While discussing the budget bill with reporters on Wednesday, House Minority Leader Nancy Pelosi (D-Calif.) also discussed Puerto Rico’s problems.  “We’re concerned about ignoring the urgency of the situation in Puerto Rico, where American citizens are really in a situation that we must address,” she said, according to Politico. “It won’t cost the American people one thin dime to allow Puerto Rico to restructure their debt and their bankruptcy.”

Deepak Lamba-Nieves, an economic development researcher at the Center for the New Economy, an economic think tank in San Juan, Puerto Rico, told Mother Jones Wednesday that the lack of congressional action raises the likelihood that on January 1 Puerto Rico will find itself in the unprecedented position of defaulting on its general obligation debts because the government has to, by law, “address the creditors’ needs before [the needs of] its citizens.”

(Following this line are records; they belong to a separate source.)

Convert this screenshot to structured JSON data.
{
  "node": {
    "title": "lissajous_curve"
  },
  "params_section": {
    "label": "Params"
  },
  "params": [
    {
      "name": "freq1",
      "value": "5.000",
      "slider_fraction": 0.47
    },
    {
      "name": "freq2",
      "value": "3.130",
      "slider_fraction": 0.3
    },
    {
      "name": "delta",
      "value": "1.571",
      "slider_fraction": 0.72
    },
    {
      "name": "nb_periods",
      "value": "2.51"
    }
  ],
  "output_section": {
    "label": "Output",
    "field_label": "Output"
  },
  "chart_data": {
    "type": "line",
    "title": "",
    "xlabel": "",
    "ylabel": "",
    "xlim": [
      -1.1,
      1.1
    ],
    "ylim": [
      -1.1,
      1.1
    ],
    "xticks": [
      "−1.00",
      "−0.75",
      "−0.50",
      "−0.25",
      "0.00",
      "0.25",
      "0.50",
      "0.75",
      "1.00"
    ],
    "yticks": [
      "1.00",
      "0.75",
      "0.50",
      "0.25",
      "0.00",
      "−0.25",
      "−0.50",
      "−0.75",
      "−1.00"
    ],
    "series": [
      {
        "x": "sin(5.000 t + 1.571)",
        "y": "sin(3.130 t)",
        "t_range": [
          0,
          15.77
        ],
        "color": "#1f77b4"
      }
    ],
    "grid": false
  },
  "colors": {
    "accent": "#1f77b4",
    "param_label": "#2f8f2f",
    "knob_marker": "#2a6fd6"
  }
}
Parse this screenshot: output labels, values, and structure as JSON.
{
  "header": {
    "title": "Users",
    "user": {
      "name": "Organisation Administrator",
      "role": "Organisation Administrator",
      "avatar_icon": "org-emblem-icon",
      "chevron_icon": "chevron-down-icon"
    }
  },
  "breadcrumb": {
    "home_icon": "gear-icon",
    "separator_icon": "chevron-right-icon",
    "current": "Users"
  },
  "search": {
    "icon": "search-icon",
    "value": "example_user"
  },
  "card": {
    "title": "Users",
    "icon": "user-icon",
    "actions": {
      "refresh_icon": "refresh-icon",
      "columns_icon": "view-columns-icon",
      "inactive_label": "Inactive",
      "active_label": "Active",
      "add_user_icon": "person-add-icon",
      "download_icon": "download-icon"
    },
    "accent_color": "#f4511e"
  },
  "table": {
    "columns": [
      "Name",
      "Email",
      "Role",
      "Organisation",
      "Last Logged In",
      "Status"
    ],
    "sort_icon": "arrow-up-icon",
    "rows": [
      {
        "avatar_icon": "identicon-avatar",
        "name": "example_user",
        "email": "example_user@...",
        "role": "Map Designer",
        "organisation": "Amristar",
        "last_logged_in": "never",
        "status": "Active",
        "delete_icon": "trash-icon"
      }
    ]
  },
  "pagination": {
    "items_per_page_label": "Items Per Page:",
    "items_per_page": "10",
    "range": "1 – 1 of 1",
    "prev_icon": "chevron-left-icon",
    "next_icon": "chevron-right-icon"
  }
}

It could be a situation where you have a lot of strong lobbying happening from the hedge funds and the financial community,” he says. “This means that the federal government has basically turned its back on over 3 million of its citizens.”

Pierluisi acknowledged that there were two provisions in the spending bill for Puerto Rico’s hospitals. One will reimburse the local hospitals that treat Medicare patients at the same rate as hospitals in the states, giving Puerto Rico’s hospitals $618 million between 2016 and 2025. Another provision provides Puerto Rican hospitals with the same bonuses provided to other hospitals in the United States that implement broader use of electronic health care records under the HITECH Act. (Read about the problems with electronic medical records in this recent Mother Jones story.)

“In total, the omnibus provides nearly $900 million to benefit Puerto Rico hospitals and patients over the next decade,” Pierluisi said in a statement. “Puerto Rico still confronts major disparities under federal health care programs, including the upcoming Medicaid cliff, but it is gratifying to take these two disparities off the list.”

Pierluisi added that the help for hospitals “is largely eclipsed” by the lack of help for the debt crisis.

“Despite our best efforts, the omnibus does not include language empowering Puerto Rico to restructure any of its debt, as every US state is empowered to do,” he said. “Honesty requires me to note that the objections to this provision came exclusively from Republicans.”

Pierluisi closed his statement by saying that a major reason for the current problems facing Puerto Rico is its colonial relationship with the United States.

“Because Puerto Rico is a territory, Congress has nearly complete power over us. We rely on the goodwill of men and women representing the 50 stateshe said. “Often, such goodwill is not forthcoming. And sometimes, like today, our treatment can only be described as shameful.”